Güncel Sendika Haberleri

29 Aralık, 2014

TBB BAŞKANI FEYZİOĞLU’NDAN EĞİTİM-İŞ’E ZİYARET

Türkiye Barolar Birliği Başkanı Metin Feyzioğlu, Eğitim-İş’i ziyaret ederek, “Laik Eğitim ve Emeğe Saygı Yürüyüşü”nün son durağı Ankara Tandoğan meydanındaki polis müdahalesi nedeniyle geçmiş olsun dileklerinde bulundu.

Genel Başkanımız Veli Demir’in makamında gerçekleşen görüşmede, Genel Mali Sekreterimiz Nazım Kırcı ve Genel Özlük-Hukuk ve TİS Sekreterimiz Gülfer Murat da hazır bulundu.

Feyzioğlu’nun nezdinde gözaltılar sırasında Eğitim-İş’e destek olan Ankara Barosu avukatlarına teşekkür ederek konuşmasına başlayan Genel Başkanımız Demir, “Ülkemizin hukuk devleti olmaktan uzaklaştığı bir süreçte, Sayın Feyzioğlu hukukun bağımsızlığı için mücadele etmekte, ses vermekte, nefes olmaktadır. Kendisine teşekkürlerimizi sunuyoruz” dedi.

Demir, AKP’nin 2002 yılında iktidara yolsuzluk, yoksulluk ve yasaklarla mücadele edeceğini iddia ederek geldiğini vurguladı ve şöyle konuştu:

“AKP iktidarında ülke açık cezaevine dönmüştür. Yolsuzlukları ise zaten ayyuka çıkmıştır. Biz Milli Eğitim Bakanlığı’na yazı yazarak 17-25 Aralık’ın okullarda yolsuzlukla mücadele haftası olarak kutlanmasını istedik. Belki de 20 Aralık’ta Tandoğan’da yaşadığımız polis şiddetinin nedeni buydu. Ancak Türkiye’de demokrasi ve hukuk mücadelesi verenler yalnız değildir. Yaşanan hukuksuzlukların hesabı birgün mutlaka görülecektir.”

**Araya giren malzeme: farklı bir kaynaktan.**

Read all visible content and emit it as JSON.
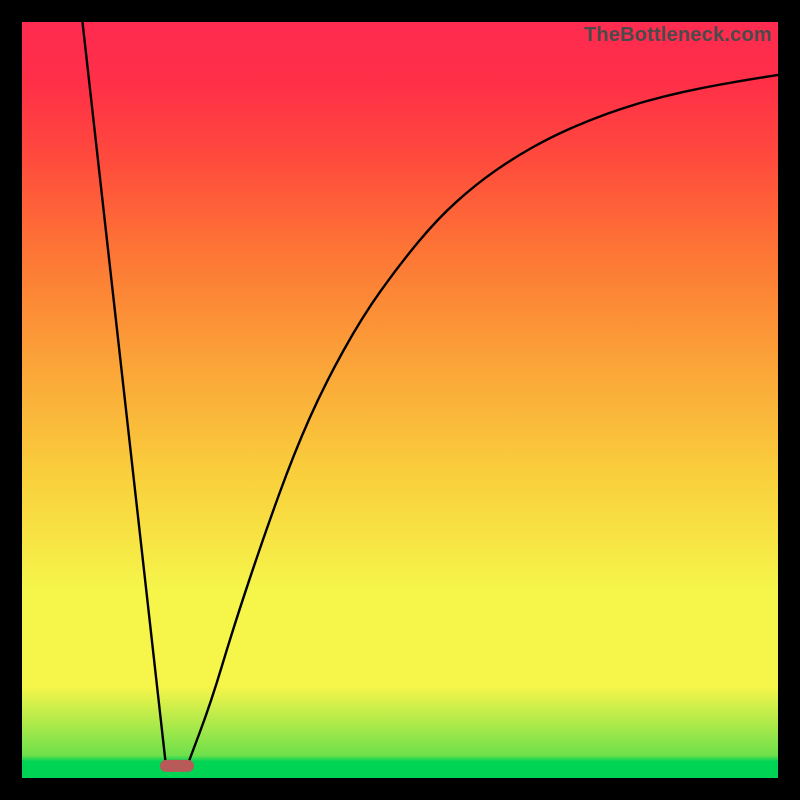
{
  "watermark": "TheBottleneck.com",
  "chart_data": {
    "type": "line",
    "title": "",
    "xlabel": "",
    "ylabel": "",
    "xlim": [
      0,
      100
    ],
    "ylim": [
      0,
      100
    ],
    "left_line": {
      "description": "straight line descending to minimum",
      "start": {
        "x": 8,
        "y": 100
      },
      "end": {
        "x": 19,
        "y": 2
      }
    },
    "right_curve": {
      "description": "asymptotic rise from minimum toward right edge",
      "x": [
        22,
        25,
        28,
        32,
        36,
        40,
        45,
        50,
        55,
        60,
        65,
        70,
        75,
        80,
        85,
        90,
        95,
        100
      ],
      "y": [
        2,
        10,
        20,
        32,
        43,
        52,
        61,
        68,
        74,
        78.5,
        82,
        84.8,
        87,
        88.8,
        90.2,
        91.3,
        92.2,
        93
      ]
    },
    "plateau_marker": {
      "x_center": 20.5,
      "width": 4.5,
      "y": 1.6,
      "color": "#b85a58"
    },
    "gradient_stops": [
      {
        "pos": 0,
        "color": "#00d455"
      },
      {
        "pos": 3,
        "color": "#6fe04b"
      },
      {
        "pos": 12,
        "color": "#f5f54a"
      },
      {
        "pos": 40,
        "color": "#f9cf3c"
      },
      {
        "pos": 70,
        "color": "#fd7435"
      },
      {
        "pos": 100,
        "color": "#ff2b50"
      }
    ]
  }
}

Feyzioğlu ise “Geçtiğimiz günlerde bir daha yaşanmasını istemediğimiz üzücü sahneler yaşadık. Tüm öğretmenlerimize sizin nezdinizde geçmiş olsun diyorum. Ankara Barosu avukatlarına da teşekkür ediyoruz. Polisle öğretmenler arasında adeta kalkan oluşturdular” dedi.

Anayasa’ya göre şiddete başvurmadan yapılan bütün gösterilerin temel hak olduğunu ve izin almaya gerek olmadığını vurgulayan Feyzioğlu, şunları söyledi:

“Gösteriyi yapacakların gösterinin en etkin olacağını düşündüğü yerde yapması da temel haktır. İzin almadan bu gösteriyi yapmaları mümkündür. Polisle halkı bu şekilde karşı karşıya getirmek son derece yanlış ve tehlikelidir. Polis devletin gücüdür ve hukuk ne diyorsa onu yapmalıdır. Hukukun dışına çıkmamalıdır. O nedenle polisin de ‘ben eline kalem almaktan başka bir şey yapmayan öğretmenlere vuramam’ diyecek güveni sağlayacak hakları kazanması gereklidir.

Laik eğitim dedik, akılcı, bilimsel eğitim dedik ama copla, plastik mermiyle, gazla karşılaştır. Türk toplumunu eğitimsiz bırakmak isteyenler, ülkeyi sömürgeleştirmek isteyenlerdir. O nedenle öğretmene kalkan cop sömürgeciliğe hizmet etmektir. Özgürlük şiddetle bastırılmaz. Özgürlüğü şiddetle bastırmaya çalışanlar bilsinler ki özgürlük ve halk kalıcıdır, baskıcılar gidicidir. Kamu görevlilerine sesleniyorum, sizlere verilen emirleri gayrimeşru ise iade edin. Anayasa böyle diyor. Kraldan çok kralcı olmayın. Sizi harcarlar. Sonra ellerini yıkayıp sizden kurtulurlar. Devletin valileri siz içişleri bakanının emir eri değilsiniz. Polis müdürleri siz devletin polis müdürlerisiniz. Unutup da yanlış yapanlar, unutulmaz. Hukuk orada duruyor. Bugün askıya alınması, askıda kalacağını göstermez.”